Invité de Luis Attaque sur RMC hier, Marc Wilmots a forcément évoqué l’Euro. Comment il voit la compétition, le minimum syndical qu’il attend de ses Diables, l’expérience du Mondial…

Reçu hier par Luis Fernandez sur RMC, dans l’émission « Luis Attaque », Marc Wilmots a naturellement évoqué l’Euro 2016 en France. Pour en dire quoi?

Ses favoris

Sur les favoris à l’Euro, Wilmots a estimé face à Fernandez «qu’il y a cinq ou six équipes qui peuvent aller au bout. Je ne vais étonner personne en citant l’Espagne, l’Allemagne, l’Italie, la France… Et la Belgique est rentrée dans ce petit groupe. […] L’objectif est simple, c’est d’aller le plus loin possible, comme on l’a fait au Brésil (NDLR: élimination 0-1 en quarts de finale face à l’Argentine).»

«Il ne faut pas non plus devenir arrogant»

Forcément conscient du nouveau statut pris par les «petits» Belges avec leur ranking de numéro 1 au classement FIFA, Wilmots n’en attend pas moins de l’humilité. «[…] Vous n’entendrez jamais dire de ma part qu’on va gagner l’Euro. C’est vrai que l’équipe a pris deux ans. Si elle est à la première place mondiale du classement FIFA, c’est qu’elle a des résultats depuis trois ans. Et qu’elle continue avec une série de victoires impressionnante. J’aime bien être craint, mais il ne faut pas non plus devenir arrogant. Il faut rester sérieux, les deux pieds sur terre, et voir les choses avec objectivité. Il faudra aller jusqu’au bout.»

«Si on ne fait pas ça…»

Sur l’état d’esprit qu’il attend au sein de son équipe, le sélectionneur fédéral a dit à Fernandez qu’il veut voir les joueurs «se battre pour la Belgique. Si on ne fait pas ça, ce n’est même pas la peine d’aller à l’Euro. Les joueurs ont vite compris de quelle manière on fonctionne. La manière a montré qu’elle avait des résultats…»

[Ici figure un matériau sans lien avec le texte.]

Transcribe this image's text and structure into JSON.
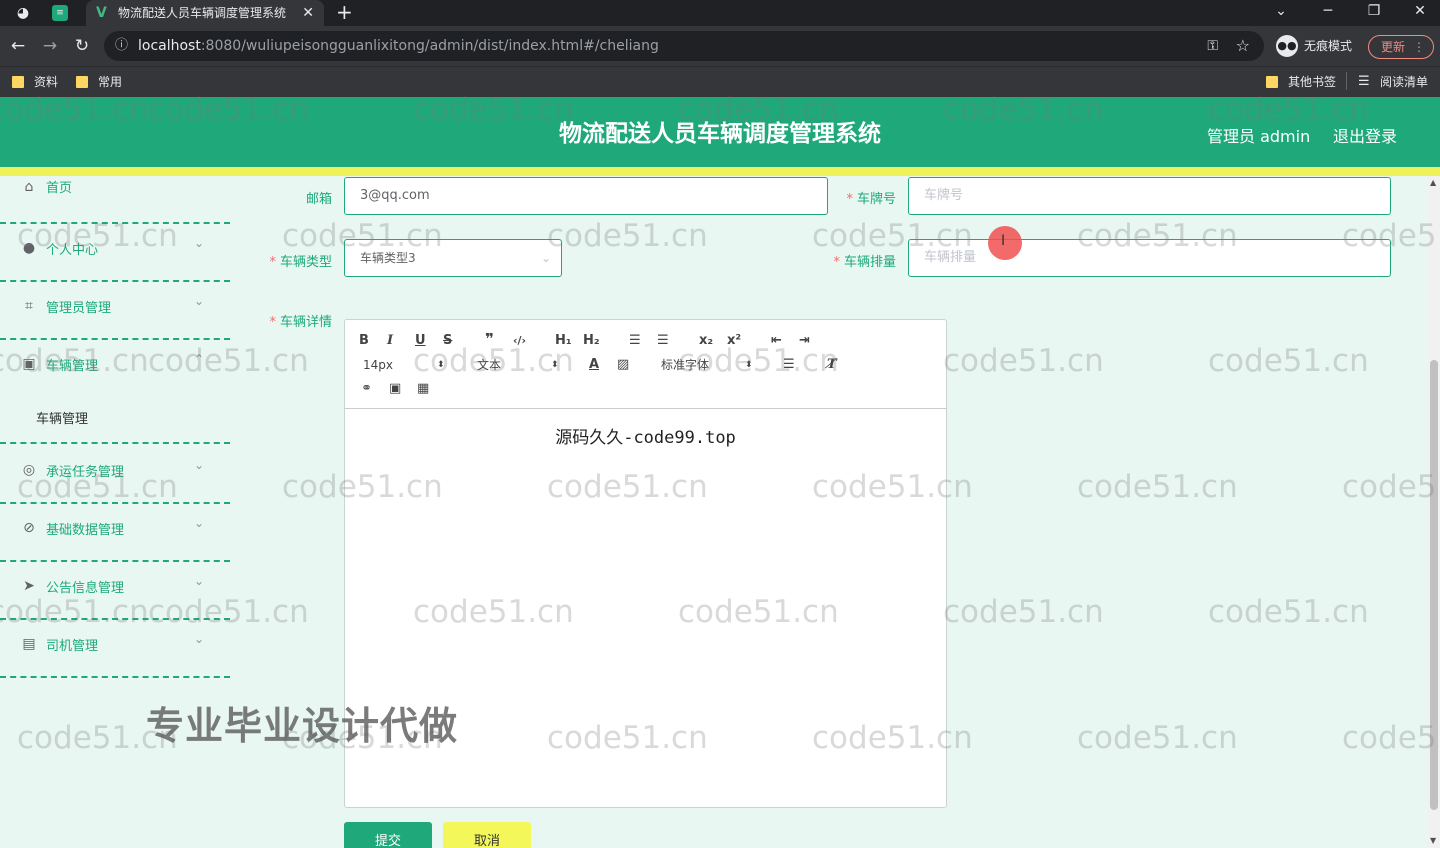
{
  "browser": {
    "tab_title": "物流配送人员车辆调度管理系统",
    "url_host": "localhost",
    "url_rest": ":8080/wuliupeisongguanlixitong/admin/dist/index.html#/cheliang",
    "incognito_label": "无痕模式",
    "update_label": "更新",
    "bookmarks": [
      "资料",
      "常用"
    ],
    "bookmarks_right": [
      "其他书签",
      "阅读清单"
    ]
  },
  "header": {
    "title": "物流配送人员车辆调度管理系统",
    "user": "管理员 admin",
    "logout": "退出登录"
  },
  "sidebar": {
    "items": [
      {
        "label": "首页",
        "icon": "home-icon"
      },
      {
        "label": "个人中心",
        "icon": "user-icon"
      },
      {
        "label": "管理员管理",
        "icon": "crop-icon"
      },
      {
        "label": "车辆管理",
        "icon": "car-icon"
      },
      {
        "label": "车辆管理",
        "icon": ""
      },
      {
        "label": "承运任务管理",
        "icon": "task-icon"
      },
      {
        "label": "基础数据管理",
        "icon": "compass-icon"
      },
      {
        "label": "公告信息管理",
        "icon": "send-icon"
      },
      {
        "label": "司机管理",
        "icon": "document-icon"
      }
    ]
  },
  "form": {
    "email_label": "邮箱",
    "email_value": "3@qq.com",
    "plate_label": "车牌号",
    "plate_placeholder": "车牌号",
    "type_label": "车辆类型",
    "type_value": "车辆类型3",
    "displacement_label": "车辆排量",
    "displacement_placeholder": "车辆排量",
    "details_label": "车辆详情",
    "editor_font_size": "14px",
    "editor_header": "文本",
    "editor_font": "标准字体",
    "editor_content": "源码久久-code99.top",
    "submit": "提交",
    "cancel": "取消"
  },
  "overlay": {
    "watermark": "code51.cn",
    "promo": "专业毕业设计代做"
  }
}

Ce qu’ils ont appris au Mondial

Auteur d’une belle campagne au Mondial en 2014, les Diables ont appris selon Wilmots à «gérer le stress» inhérent à ce genre de compétition. «Les joueurs ont évolué, comme De Bruyne à Manchester City. Ils ont pris de l’assurance dans leurs clubs, dans un championnat difficile (NDLR: la Premier League). C’est ce bagage qu’ils vont ramener en équipe nationale. Et c’est un détail qui sera très important.»